Le CNT a surtout conforté les intérêts personnels des membres du Bureau et servi l’ambition politique de son président qui fut l’un des premiers politiciens à se rallier à Michel Djotodia
Am-Nondroko, ce qui lui valut d’être élu président du CNT, dès le 16 avril 2013.

Un pouvoir exécutif peu consensuel et attentiste

Une fois élue par le Conseil National de la Transition, Catherine Samba-Panza est vite tombée dans les travers du népotisme et du pouvoir personnel. Avec la complaisance du G8-RCA et du Représentant spécial du Secrétaire général des Nations Unies, la chef de l’Etat de la Transition multiplia les nominations et les promotions de parents Banda-Gbanziri et de ses amies de l’association des femmes juristes qu’elle présida pendant quelques années.

L’affaire du « don angolais », l’important contrat signé par un ministre, en dehors des procédures de comptabilité publique, et la boulimie d’achats de biens immobiliers illustrent les mauvaises pratiques reprochées à Catherine Samba-Panza qui s'est mise dans la peau d'une Présidente de la République, élue de la Nation, qu'elle n'est pas.
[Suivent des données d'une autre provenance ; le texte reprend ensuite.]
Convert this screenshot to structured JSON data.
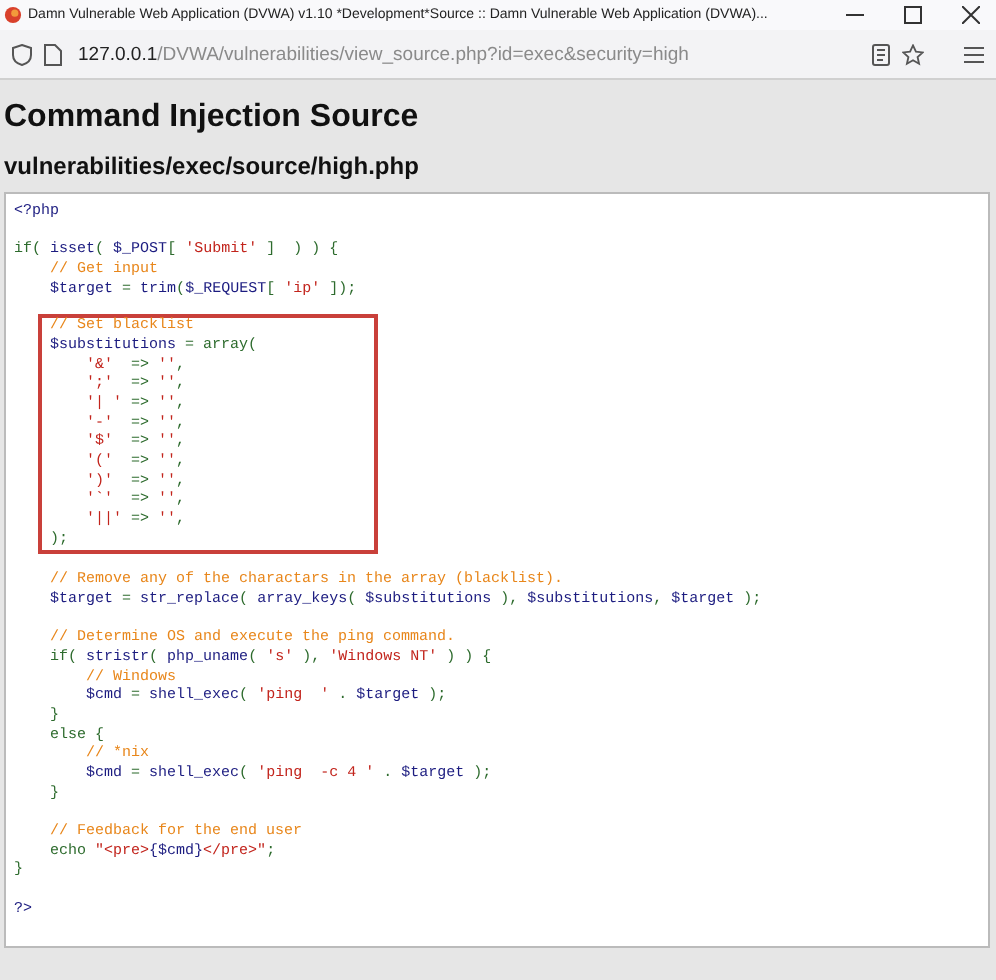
{
  "window": {
    "title": "Damn Vulnerable Web Application (DVWA) v1.10 *Development*Source :: Damn Vulnerable Web Application (DVWA)..."
  },
  "address_bar": {
    "host": "127.0.0.1",
    "path": "/DVWA/vulnerabilities/view_source.php?id=exec&security=high"
  },
  "page": {
    "heading": "Command Injection Source",
    "file_path": "vulnerabilities/exec/source/high.php"
  },
  "code": {
    "blocks": [
      {
        "kind": "plain",
        "lines": [
          {
            "tokens": [
              {
                "kind": "code",
                "text": "<?php"
              }
            ]
          },
          {
            "gap_before": true,
            "tokens": [
              {
                "kind": "keyword",
                "text": "if( "
              },
              {
                "kind": "code",
                "text": "isset"
              },
              {
                "kind": "keyword",
                "text": "( "
              },
              {
                "kind": "code",
                "text": "$_POST"
              },
              {
                "kind": "keyword",
                "text": "[ "
              },
              {
                "kind": "string",
                "text": "'Submit'"
              },
              {
                "kind": "keyword",
                "text": " ]  ) ) {"
              }
            ]
          },
          {
            "tokens": [
              {
                "kind": "comment",
                "text": "    // Get input"
              }
            ]
          },
          {
            "tokens": [
              {
                "kind": "code",
                "text": "    $target "
              },
              {
                "kind": "keyword",
                "text": "= "
              },
              {
                "kind": "code",
                "text": "trim"
              },
              {
                "kind": "keyword",
                "text": "("
              },
              {
                "kind": "code",
                "text": "$_REQUEST"
              },
              {
                "kind": "keyword",
                "text": "[ "
              },
              {
                "kind": "string",
                "text": "'ip'"
              },
              {
                "kind": "keyword",
                "text": " ]);"
              }
            ]
          }
        ]
      },
      {
        "kind": "boxed",
        "gap_before": true,
        "lines": [
          {
            "tokens": [
              {
                "kind": "comment",
                "text": "    // Set blacklist"
              }
            ]
          },
          {
            "tokens": [
              {
                "kind": "code",
                "text": "    $substitutions "
              },
              {
                "kind": "keyword",
                "text": "= array("
              }
            ]
          },
          {
            "tokens": [
              {
                "kind": "string",
                "text": "        '&'"
              },
              {
                "kind": "keyword",
                "text": "  => "
              },
              {
                "kind": "string",
                "text": "''"
              },
              {
                "kind": "keyword",
                "text": ","
              }
            ]
          },
          {
            "tokens": [
              {
                "kind": "string",
                "text": "        ';'"
              },
              {
                "kind": "keyword",
                "text": "  => "
              },
              {
                "kind": "string",
                "text": "''"
              },
              {
                "kind": "keyword",
                "text": ","
              }
            ]
          },
          {
            "tokens": [
              {
                "kind": "string",
                "text": "        '| '"
              },
              {
                "kind": "keyword",
                "text": " => "
              },
              {
                "kind": "string",
                "text": "''"
              },
              {
                "kind": "keyword",
                "text": ","
              }
            ]
          },
          {
            "tokens": [
              {
                "kind": "string",
                "text": "        '-'"
              },
              {
                "kind": "keyword",
                "text": "  => "
              },
              {
                "kind": "string",
                "text": "''"
              },
              {
                "kind": "keyword",
                "text": ","
              }
            ]
          },
          {
            "tokens": [
              {
                "kind": "string",
                "text": "        '$'"
              },
              {
                "kind": "keyword",
                "text": "  => "
              },
              {
                "kind": "string",
                "text": "''"
              },
              {
                "kind": "keyword",
                "text": ","
              }
            ]
          },
          {
            "tokens": [
              {
                "kind": "string",
                "text": "        '('"
              },
              {
                "kind": "keyword",
                "text": "  => "
              },
              {
                "kind": "string",
                "text": "''"
              },
              {
                "kind": "keyword",
                "text": ","
              }
            ]
          },
          {
            "tokens": [
              {
                "kind": "string",
                "text": "        ')'"
              },
              {
                "kind": "keyword",
                "text": "  => "
              },
              {
                "kind": "string",
                "text": "''"
              },
              {
                "kind": "keyword",
                "text": ","
              }
            ]
          },
          {
            "tokens": [
              {
                "kind": "string",
                "text": "        '`'"
              },
              {
                "kind": "keyword",
                "text": "  => "
              },
              {
                "kind": "string",
                "text": "''"
              },
              {
                "kind": "keyword",
                "text": ","
              }
            ]
          },
          {
            "tokens": [
              {
                "kind": "string",
                "text": "        '||'"
              },
              {
                "kind": "keyword",
                "text": " => "
              },
              {
                "kind": "string",
                "text": "''"
              },
              {
                "kind": "keyword",
                "text": ","
              }
            ]
          },
          {
            "tokens": [
              {
                "kind": "keyword",
                "text": "    );"
              }
            ]
          }
        ]
      },
      {
        "kind": "plain",
        "gap_before": true,
        "lines": [
          {
            "tokens": [
              {
                "kind": "comment",
                "text": "    // Remove any of the charactars in the array (blacklist)."
              }
            ]
          },
          {
            "tokens": [
              {
                "kind": "code",
                "text": "    $target "
              },
              {
                "kind": "keyword",
                "text": "= "
              },
              {
                "kind": "code",
                "text": "str_replace"
              },
              {
                "kind": "keyword",
                "text": "( "
              },
              {
                "kind": "code",
                "text": "array_keys"
              },
              {
                "kind": "keyword",
                "text": "( "
              },
              {
                "kind": "code",
                "text": "$substitutions "
              },
              {
                "kind": "keyword",
                "text": "), "
              },
              {
                "kind": "code",
                "text": "$substitutions"
              },
              {
                "kind": "keyword",
                "text": ", "
              },
              {
                "kind": "code",
                "text": "$target "
              },
              {
                "kind": "keyword",
                "text": ");"
              }
            ]
          },
          {
            "gap_before": true,
            "tokens": [
              {
                "kind": "comment",
                "text": "    // Determine OS and execute the ping command."
              }
            ]
          },
          {
            "tokens": [
              {
                "kind": "keyword",
                "text": "    if( "
              },
              {
                "kind": "code",
                "text": "stristr"
              },
              {
                "kind": "keyword",
                "text": "( "
              },
              {
                "kind": "code",
                "text": "php_uname"
              },
              {
                "kind": "keyword",
                "text": "( "
              },
              {
                "kind": "string",
                "text": "'s'"
              },
              {
                "kind": "keyword",
                "text": " ), "
              },
              {
                "kind": "string",
                "text": "'Windows NT'"
              },
              {
                "kind": "keyword",
                "text": " ) ) {"
              }
            ]
          },
          {
            "tokens": [
              {
                "kind": "comment",
                "text": "        // Windows"
              }
            ]
          },
          {
            "tokens": [
              {
                "kind": "code",
                "text": "        $cmd "
              },
              {
                "kind": "keyword",
                "text": "= "
              },
              {
                "kind": "code",
                "text": "shell_exec"
              },
              {
                "kind": "keyword",
                "text": "( "
              },
              {
                "kind": "string",
                "text": "'ping  '"
              },
              {
                "kind": "keyword",
                "text": " . "
              },
              {
                "kind": "code",
                "text": "$target "
              },
              {
                "kind": "keyword",
                "text": ");"
              }
            ]
          },
          {
            "tokens": [
              {
                "kind": "keyword",
                "text": "    }"
              }
            ]
          },
          {
            "tokens": [
              {
                "kind": "keyword",
                "text": "    else {"
              }
            ]
          },
          {
            "tokens": [
              {
                "kind": "comment",
                "text": "        // *nix"
              }
            ]
          },
          {
            "tokens": [
              {
                "kind": "code",
                "text": "        $cmd "
              },
              {
                "kind": "keyword",
                "text": "= "
              },
              {
                "kind": "code",
                "text": "shell_exec"
              },
              {
                "kind": "keyword",
                "text": "( "
              },
              {
                "kind": "string",
                "text": "'ping  -c 4 '"
              },
              {
                "kind": "keyword",
                "text": " . "
              },
              {
                "kind": "code",
                "text": "$target "
              },
              {
                "kind": "keyword",
                "text": ");"
              }
            ]
          },
          {
            "tokens": [
              {
                "kind": "keyword",
                "text": "    }"
              }
            ]
          },
          {
            "gap_before": true,
            "tokens": [
              {
                "kind": "comment",
                "text": "    // Feedback for the end user"
              }
            ]
          },
          {
            "tokens": [
              {
                "kind": "keyword",
                "text": "    echo "
              },
              {
                "kind": "string",
                "text": "\"<pre>"
              },
              {
                "kind": "code",
                "text": "{$cmd}"
              },
              {
                "kind": "string",
                "text": "</pre>\""
              },
              {
                "kind": "keyword",
                "text": ";"
              }
            ]
          },
          {
            "tokens": [
              {
                "kind": "keyword",
                "text": "}"
              }
            ]
          },
          {
            "gap_before": true,
            "tokens": [
              {
                "kind": "code",
                "text": "?>"
              }
            ]
          }
        ]
      }
    ]
  }
}
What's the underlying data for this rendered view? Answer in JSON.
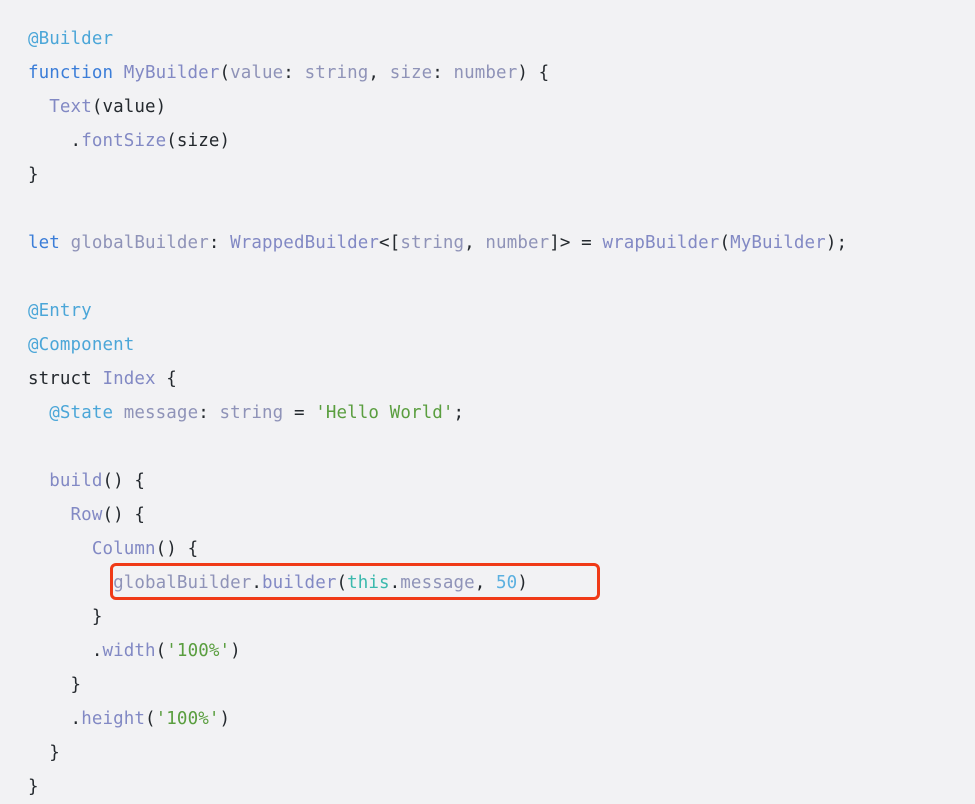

Le quasi « limogeage » du Premier ministre André Nzapayéké, alors qu’il devait rester en fonction jusqu’à la fin de la Transition et son remplacement par Mahamat Kamoun ont été faits en prenant des libertés avec la Charte constitutionnelle. Le choix de l’ancien directeur de cabinet de Michel Djotodia est loin de faire consensus. En raison de la règle de l’inéligibilité44, le gouvernement est essentiellement composé d’anciens ministres qui avaient fait leur deuil de la vie politique et d’ambitieux, sans expérience, mais proches de la Chef de l’Etat ou du Premier ministre. A l’exception de quelques ministres des secteurs régaliens, dignes d’éloges, le gouvernement ne réunit pas des personnalités politiques compétentes jouissant d’une bonne réputation. Plus grave, plusieurs ministres du gouvernement de Mahamat Kamoun ont leur nom attaché à des affaires qui ont, jadis ou récemment, défrayées la chronique judiciaire.

Avec une opposition morcelée et atone, des médias nationaux, peu professionnels et à l’audience quasi confidentielle, des représentants du Groupe international de contact-RCA(GIC-RCA) adeptes de la politique de l’autruche et la CEEAC confrontée à ses propres problèmes, la chef de l’Etat de la Transition et son Premier ministre ont bénéficié de circonstances exceptionnelles pour s’installer dans la durée, en bénéficiant de la manne internationale pour payer les agents publics, restaurer les bâtiments publics et rénover les infrastructures routières et aéroports secondaires. Aucun président centrafricain n’a eu autant de sollicitude, bénéficié d’une telle bienveillante appréciation de l’ONU et de la France et joui d’une aussi grande protection internationale contre tout éventuel mouvement de contestation.

L’embrouillamini, méthode érigée en système de gouvernement

Le chemin vers la réconciliation nationale est sinueux et semé d’embûches. La faute en incombe évidemment d’abord aux belligérants anti-balaka et ex Séléka, désormais divisés en factions rivales. Le pouvoir exécutif n’est pas aussi exempt de reproches. L’un des objectifs du pouvoir exécutif, conforté par le CNT, est d’éloigner, autant que possible, la fin de la Transition. Les chausse-trappes, les consultations plus ou moins nécessaires, la multiplication des comités de pilotage ou de suivi, toujours chronophages et budgétivores, et la multiplication de centres de décision concurrents sont devenus un art de gouverner afin de ralentir habilement le processus devant mener à la mise place de nouvelles institutions, après des élections libres, crédibles et transparentes.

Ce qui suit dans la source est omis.